By Carlie Kollath/NEMS Daily Journal

EGGVILLE COMMUNITY – Virginia Phillips normally spends her weekends doing household chores or working in her garden in Union Grove.
But this weekend, the 84-year-old spent her Saturday morning handing out $20 bills to people buying gas at Hardin’s Country Store. It’s the fourth year Phillips has done it.
Gas was hovering around $4 a gallon that initial year, and she wanted to do something to help Eggville, a small Lee County community off of Auburn Road.
“The first time – it was the funniest thing,” Phillips said as she held her brown leather wallet. “A lot of them thought it was a gimmick and wouldn’t take the money. … It wasn’t much, but as high as gas was and is, it helps.”
Saturday, she gave out nearly $600. She saved money throughout the year for her giveaway, plus she had donations from Sarah Harris, Tina Wilburn and Tasha Wilburn.
“She looks forward to this every year,” said Phillips’ daughter, Tina Wilburn. “She’s not thinking of herself today. She’s thinking of everybody else. She’s a very giving person and she loves it.”
Wilburn supported her mom Saturday by playing music with the Front Porch Bluegrass Rockers outside the store. Phillips, clad in a patriotic shirt and a red sequined hat, had a front-row seat to the show. She brought a lawn chair and stationed herself by the door so she could keep an eye on customers arriving to the gas pumps.
“I hope I don’t miss a car,” she said.
She got a lot of hugs and thanks because of her good will.
“Everyone’s appreciative, but especially these young people,” she said.
She surprised several customers because they thought Phillips did her gas giveaway on the Fourth of July.

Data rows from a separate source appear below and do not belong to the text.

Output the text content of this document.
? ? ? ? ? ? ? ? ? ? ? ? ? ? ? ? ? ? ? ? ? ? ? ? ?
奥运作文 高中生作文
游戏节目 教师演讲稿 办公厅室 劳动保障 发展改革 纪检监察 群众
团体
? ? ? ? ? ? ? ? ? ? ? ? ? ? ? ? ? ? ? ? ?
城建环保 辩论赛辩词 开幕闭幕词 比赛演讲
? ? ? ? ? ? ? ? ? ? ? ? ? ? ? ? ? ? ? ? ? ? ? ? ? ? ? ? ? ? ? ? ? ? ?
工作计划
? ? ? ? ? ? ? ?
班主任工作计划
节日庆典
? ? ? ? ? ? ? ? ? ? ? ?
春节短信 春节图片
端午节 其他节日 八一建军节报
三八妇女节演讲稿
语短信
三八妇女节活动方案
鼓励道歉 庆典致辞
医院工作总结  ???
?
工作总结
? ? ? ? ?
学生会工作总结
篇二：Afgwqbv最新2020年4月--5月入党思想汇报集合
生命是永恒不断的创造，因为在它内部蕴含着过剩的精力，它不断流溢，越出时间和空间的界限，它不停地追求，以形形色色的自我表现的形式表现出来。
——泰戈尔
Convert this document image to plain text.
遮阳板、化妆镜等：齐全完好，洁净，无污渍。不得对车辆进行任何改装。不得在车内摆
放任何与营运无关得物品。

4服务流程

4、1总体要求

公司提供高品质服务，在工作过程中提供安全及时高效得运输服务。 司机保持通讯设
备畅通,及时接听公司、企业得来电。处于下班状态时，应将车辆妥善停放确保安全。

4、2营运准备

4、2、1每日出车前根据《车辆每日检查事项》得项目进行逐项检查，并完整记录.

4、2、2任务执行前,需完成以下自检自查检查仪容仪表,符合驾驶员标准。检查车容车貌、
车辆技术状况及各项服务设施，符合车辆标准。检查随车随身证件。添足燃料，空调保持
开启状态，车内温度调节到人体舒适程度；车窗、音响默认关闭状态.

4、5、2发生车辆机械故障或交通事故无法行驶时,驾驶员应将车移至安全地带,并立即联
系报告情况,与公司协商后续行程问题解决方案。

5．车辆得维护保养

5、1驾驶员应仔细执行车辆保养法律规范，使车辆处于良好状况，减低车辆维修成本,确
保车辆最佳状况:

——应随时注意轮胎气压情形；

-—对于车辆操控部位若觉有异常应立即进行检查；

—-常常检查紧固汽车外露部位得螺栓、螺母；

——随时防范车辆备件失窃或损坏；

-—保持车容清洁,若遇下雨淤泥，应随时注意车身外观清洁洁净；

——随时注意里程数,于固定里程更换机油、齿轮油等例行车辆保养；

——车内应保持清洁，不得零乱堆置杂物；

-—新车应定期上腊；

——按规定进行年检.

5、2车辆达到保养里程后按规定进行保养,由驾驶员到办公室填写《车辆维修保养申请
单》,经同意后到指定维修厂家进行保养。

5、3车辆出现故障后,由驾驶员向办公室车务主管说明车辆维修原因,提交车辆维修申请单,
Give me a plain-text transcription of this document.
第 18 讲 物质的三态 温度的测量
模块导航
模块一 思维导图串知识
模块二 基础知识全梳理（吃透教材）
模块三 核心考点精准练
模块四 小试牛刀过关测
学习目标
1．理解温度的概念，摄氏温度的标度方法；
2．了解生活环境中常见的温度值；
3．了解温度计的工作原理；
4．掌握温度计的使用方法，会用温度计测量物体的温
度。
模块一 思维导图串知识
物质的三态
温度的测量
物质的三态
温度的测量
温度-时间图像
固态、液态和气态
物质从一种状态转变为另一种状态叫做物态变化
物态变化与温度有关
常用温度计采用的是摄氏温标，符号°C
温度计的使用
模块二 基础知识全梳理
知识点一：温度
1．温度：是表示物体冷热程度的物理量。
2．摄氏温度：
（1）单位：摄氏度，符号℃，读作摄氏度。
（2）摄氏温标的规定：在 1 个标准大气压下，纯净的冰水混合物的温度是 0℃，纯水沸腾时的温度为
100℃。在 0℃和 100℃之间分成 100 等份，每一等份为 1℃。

“If I’d had known she was going to be here this morning, I wouldn’t have stopped,” said Linda Brock, who exchanged multiple hugs with her friend, Phillips.
A few people, like Dudley Hallmark of Mantachie, refused the money and asked Phillips to give it to someone who needed it more.
Overall, it’s a feel-good day for everyone. Phillips enjoys giving back to the community and the customers get a financial break on their gas fill-up.
“It makes everybody real happy,” said cashier Kelsey Byrd. “It’s such a nice thing of her to do. She’s such a sweet lady.”